Usucha, meaning “thin tea” is more subtle in flavor and viscosity and is recommended for beginner and everyday consumption. Keep in mind that you can play with the guidelines, ingredients and ratios to find the consistency and flavor most satisfying for your specific palate.
What You’ll Need
- Chawan (tea bowl)
- Chasen (bamboo tea whisk) or small kitchen whisk
- Chashaku (tea scoop) or regular teaspoon
- Chakin (linen tea cloth) or regular dish towel
- Matcha Sifter (optional, but recommended)
- Matcha Powder (the tea grade will be different depending on whether you’re making Koicha or Usucha so make sure to purchase your powder accordingly.)
- Liquid measuring cup
1. Preheat your tea bowl by filling it roughly ⅓ full with hot water. Place the tea whisk face down into the water to wet and warm the prongs. Let the bowl and whisk sit for about 3-5 minutes, empty the water, and thoroughly dry the bowl using your tea cloth or dish towel.

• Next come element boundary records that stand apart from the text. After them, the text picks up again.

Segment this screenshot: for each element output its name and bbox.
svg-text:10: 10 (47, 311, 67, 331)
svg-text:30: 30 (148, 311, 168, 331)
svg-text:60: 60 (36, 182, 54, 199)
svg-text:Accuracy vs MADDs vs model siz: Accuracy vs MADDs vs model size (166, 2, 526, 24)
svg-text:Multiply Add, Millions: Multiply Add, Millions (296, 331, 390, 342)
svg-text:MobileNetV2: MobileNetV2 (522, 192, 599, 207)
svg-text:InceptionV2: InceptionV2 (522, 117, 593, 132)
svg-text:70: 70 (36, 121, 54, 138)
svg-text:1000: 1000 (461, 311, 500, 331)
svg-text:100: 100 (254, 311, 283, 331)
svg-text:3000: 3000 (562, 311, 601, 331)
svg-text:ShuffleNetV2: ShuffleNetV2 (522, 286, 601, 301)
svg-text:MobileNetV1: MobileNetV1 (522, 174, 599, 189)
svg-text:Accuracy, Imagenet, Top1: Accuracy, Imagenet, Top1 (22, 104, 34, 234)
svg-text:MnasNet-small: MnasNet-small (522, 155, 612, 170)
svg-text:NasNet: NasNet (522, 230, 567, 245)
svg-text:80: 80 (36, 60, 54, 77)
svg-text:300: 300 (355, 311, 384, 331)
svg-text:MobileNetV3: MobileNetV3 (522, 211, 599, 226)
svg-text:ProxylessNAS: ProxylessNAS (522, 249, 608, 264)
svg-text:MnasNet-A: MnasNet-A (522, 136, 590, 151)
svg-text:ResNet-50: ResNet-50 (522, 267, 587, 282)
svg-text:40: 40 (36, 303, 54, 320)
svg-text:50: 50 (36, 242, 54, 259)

2. Place your whisk to the side, and, using your liquid measuring cup, carefully measure out 70ml of boiling or nearly boiling water for Usucha or 40ml for Koicha. Set the water aside to cool.
3. Using your tea scoop or teaspoon to measure out the matcha powder, dump two heaping scoops for Usucha, and 3-4 heaping scoops for Koicha into your tea bowl. If your matcha powder is at all clumpy or not already pre-sifted, it’s recommended to sift the powder before measuring it out to remove any unwanted clumps of product.
4. Take the temperature of your pre-measured hot water using your tea thermometer. The water should have cooled to between 70°C(158°F) and 80°C(176°F). Once the water has reached optimal temperature, carefully pour it into your tea bowl.
5. Hold the whisk in your dominant hand and grip the rim of the matcha bowl with the other.
If you’re making Usucha, whisk vigorously in a “W” motion, taking care to use your wrist, rather than your arm, to create the movement. Whisk for roughly 30 seconds to one minute, or until the tea forms a substantial froth with hundreds of tiny bubbles at the surface.
When preparing Koicha, a slow and deliberate left-to-right, up-and-down stroke while rotating the bowl slowly 360 degrees will help maintain the syrupy consistency you’re looking for. Your result should be thick, smooth and without bubbles or froth.
For the most authentic, full-sensory experience, sip mindfully, directly from the bowl.
Like any practice, preparing the perfect cup of matcha takes time and patience. If something is still not quite right with your tea after your first attempt, take note of the three most common factors that cause issues for novices:
Temp too hot scorches the powder = bitter matcha
Matcha too watery or too flavoral for your palate? The water to matcha ratio is definitely something you should look at. As a reference, most people enjoy 1g per 80ml/2.7oz or 2g per 120ml, but the amount is totally up to your taste. You can experiment with amounts to find your perfect dosage and determine whether you lean more towards a Koicha or Usucha flavor profile.
Arguably the most gratifying part of the matcha-drinking experience is the thick layer, frothy layer that forms at the surface of the tea as a result of the whisking process. It creates a unique and satisfying texture that is second to none when it comes to tea consumption.
If you notice that you’re not quite nailing the consistency of the froth, make sure there is no liquid revealed under the layer of foam. Additionally, if there are still big bubbles remaining visible on the surface of the tea, continue to whisk until you’ve achieved the perfect consistency and foamy top layer.